Embates entre candidatos e artistas sobre direitos autorais e de imagem já desencadearam processos judiciais e se tornaram até mesmo brigas públicas. O mais recente caso, envolvendo o ex-presidente Luiz Inácio Lula da Silva (PT) e a cantora Anitta, reacendeu o debate. Até onde a legislação ampara a publicidade eleitoral e quais são os limites dela?
Em entrevista ao Metrópoles, Márcio Menegatti, consultor em propriedade intelectual, especialista em assuntos relacionados ao Instituto Nacional da Propriedade Industrial (Inpi) e CEO de uma empresa dedicada ao registro de marcas e patentes que atua no mercado há 20 anos, explica que a imagem é um direito personalíssimo garantido pela Constituição.
Anitta desautoriza PT a usar imagem dela na eleição: “Não sou petista”
Márcio afirma que o uso indevido de imagens, principalmente de pessoas famosas, cresceu neste ano, sobretudo devido às eleições e à polarização entre Lula, líder nas pesquisas, e o presidente Jair Bolsonaro (PL), que tenta a reeleição.
“Infelizmente, algumas pessoas fazem essa utilização indevida para propagar seus produtos, serviços ou ideais, porque a vinculação desta imagem poderá atrair outros olhares e eventualmente ‘clientela’ para seu negócio”, comenta.
O especialista explica que para cada uso da imagem deve haver uma autorização expressa, não podendo ser utilizadas imagens de artistas por um candidato sem a autorização deste, mesmo que o artista apoie tal candidato.
“A publicidade da imagem na internet não é uma permissão genérica para que terceiros a utilizem a seu bel-prazer, sendo que o seu uso exige a autorização do titular”, comenta sobre o caso que envolve Lula e Anitta.
Para ele, todos os brasileiros têm o direito de apoiar um ou outro candidato, sem que seus ideais estejam alinhados necessariamente ao partido ou seus candidatos de forma geral. “Assim, o uso de imagem de alguém para associação a algo, necessariamente deve ser autorizado, sendo um direito garantido pela Constituição”, pondera.
Ele completa: “Acredito que sim, eventualmente o uso indevido de imagens de cantores, compositores e artistas, podem vir aumentar perto da época eleitoral, isto porque tais pessoas são ícones para muitos brasileiros e seus atos, postagens, pensamentos, podem vir a influenciar alguém que está indeciso em quem votar.”
Confira, a seguir, os principais pontos da entrevista:
A legislação eleitoral prevê o uso de marcas por candidatos e estabelece critérios.
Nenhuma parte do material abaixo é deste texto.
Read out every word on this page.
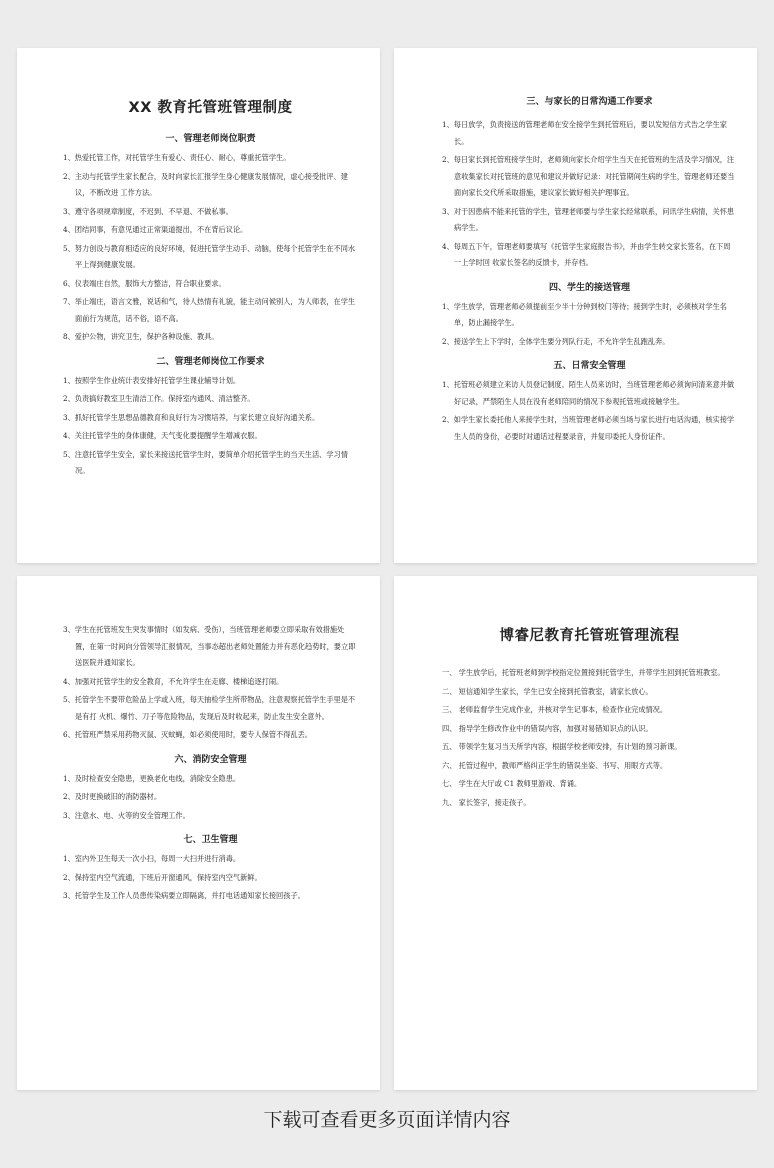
XX 教育托管班管理制度
一、管理老师岗位职责
1、热爱托管工作，对托管学生有爱心、责任心、耐心，尊重托管学生。
2、主动与托管学生家长配合，及时向家长汇报学生身心健康发展情况，虚心接受批评、建议，不断改进 工作方法。
3、遵守各项规章制度，不迟到、不早退、不做私事。
4、团结同事，有意见通过正常渠道提出，不在背后议论。
5、努力创设与教育相适应的良好环境，促进托管学生动手、动脑，使每个托管学生在不同水平上得到健康发展。
6、仪表端庄自然，服饰大方整洁，符合职业要求。
7、举止端庄，语言文雅，说话和气，待人热情有礼貌，能主动问候别人，为人师表，在学生面前行为规范，话不俗，语不高。
8、爱护公物，讲究卫生，保护各种设施、教具。
二、管理老师岗位工作要求
1、按照学生作业统计表安排好托管学生课业辅导计划。
2、负责搞好教室卫生清洁工作。保持室内通风、清洁整齐。
3、抓好托管学生思想品德教育和良好行为习惯培养，与家长建立良好沟通关系。
4、关注托管学生的身体康健，天气变化要提醒学生增减衣服。
5、注意托管学生安全，家长来接送托管学生时，要简单介绍托管学生的当天生活、学习情况。
三、与家长的日常沟通工作要求
1、每日放学，负责接送的管理老师在安全接学生到托管班后，要以发短信方式告之学生家长。
2、每日家长到托管班接学生时，老师须向家长介绍学生当天在托管班的生活及学习情况，注意收集家长对托管班的意见和建议并做好记录：对托管期间生病的学生，管理老师还要当面向家长交代所采取措施，建议家长做好相关护理事宜。
3、对于因患病不能来托管的学生，管理老师要与学生家长经常联系，问讯学生病情，关怀患病学生。
4、每周五下午，管理老师要填写《托管学生家庭报告书》，并由学生转交家长签名，在下周一上学时回 收家长签名的反馈卡，并存档。
四、学生的接送管理
1、学生放学，管理老师必须提前至少半十分钟到校门等待；接到学生时，必须核对学生名单，防止漏接学生。
2、接送学生上下学时，全体学生要分列队行走，不允许学生乱跑乱奔。
五、日常安全管理
1、托管班必须建立来访人员登记制度。陌生人员来访时，当班管理老师必须询问清来意并做好记录，严禁陌生人员在没有老师陪同的情况下参观托管班或接触学生。
2、如学生家长委托他人来接学生时，当班管理老师必须当场与家长进行电话沟通，核实接学生人员的身份，必要时对通话过程要录音，并复印委托人身份证件。
3、学生在托管班发生突发事情时（如发病、受伤），当班管理老师要立即采取有效措施处置，在第一时间向分管领导汇报情况，当事态超出老师处置能力并有恶化趋势时，要立即送医院并通知家长。
4、加强对托管学生的安全教育，不允许学生在走廊、楼梯追逐打闹。
5、托管学生不要带危险品上学或入班，每天抽检学生所带物品，注意观察托管学生手里是不是有打 火机、爆竹、刀子等危险物品，发现后及时收起来，防止发生安全意外。
6、托管班严禁采用药物灭鼠、灭蚊蝇，如必须使用时，要专人保管不得乱丢。
六、消防安全管理
1、及时检查安全隐患，更换老化电线，消除安全隐患。
2、及时更换破旧的消防器材。
3、注意水、电、火等的安全管理工作。
七、卫生管理
1、室内外卫生每天一次小扫，每周一大扫并进行消毒。
2、保持室内空气流通，下班后开窗通风，保持室内空气新鲜。
3、托管学生及工作人员患传染病要立即隔离，并打电话通知家长接回孩子。
博睿尼教育托管班管理流程
一、 学生放学后，托管班老师到学校指定位置接到托管学生，并带学生回到托管班教室。
二、 短信通知学生家长，学生已安全接到托管教室，请家长放心。
三、 老师监督学生完成作业，并核对学生记事本，检查作业完成情况。
四、 指导学生修改作业中的错误内容，加强对易错知识点的认识。
五、 带领学生复习当天所学内容，根据学校老师安排，有计划的预习新课。
六、 托管过程中，教师严格纠正学生的错误坐姿、书写、用眼方式等。
七、 学生在大厅或 C1 教师里游戏、背诵。
九、 家长签字，接走孩子。
下载可查看更多页面详情内容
Isso é bem respeitado pelos candidatos?
A Lei nº 9.504/1997, que trata das normas para as eleições, determina que a partir de 02/07/2022 fica vedada o uso das marcas de governo, de campanhas, de ações, de eventos, slogans ou qualquer elemento que possa constituir como sendo um sinal distintivo capaz de configurar uma publicidade institucional. Isso porque, busca-se evitar sua associação com determinada gestão de governo.
Assim, deve ser suspensa toda e qualquer forma de divulgação de tais elementos, inclusive no tocante a distribuição de materiais impressos ou publicitários com a marca do governo, tais como publicações, folders, filipetas, cartilhas, folhetos, dentre outros, bem como o uso de uniformes, sendo que as placas devem ser cobertas ou retiradas.
Nesse sentido, o que tem se verificado é uma fiscalização rigorosa por parte dos agentes ligados ao Tribunal Eleitoral (TRE, TSE e Ministério Público Eleitoral) no sentido de coibir e punir quem desrespeitar tal regra, motivo pelo qual tem se verificado uma mudança de postura por parte dos candidatos em relação a essa questão, para observar e cumprir com a referida regra eleitoral.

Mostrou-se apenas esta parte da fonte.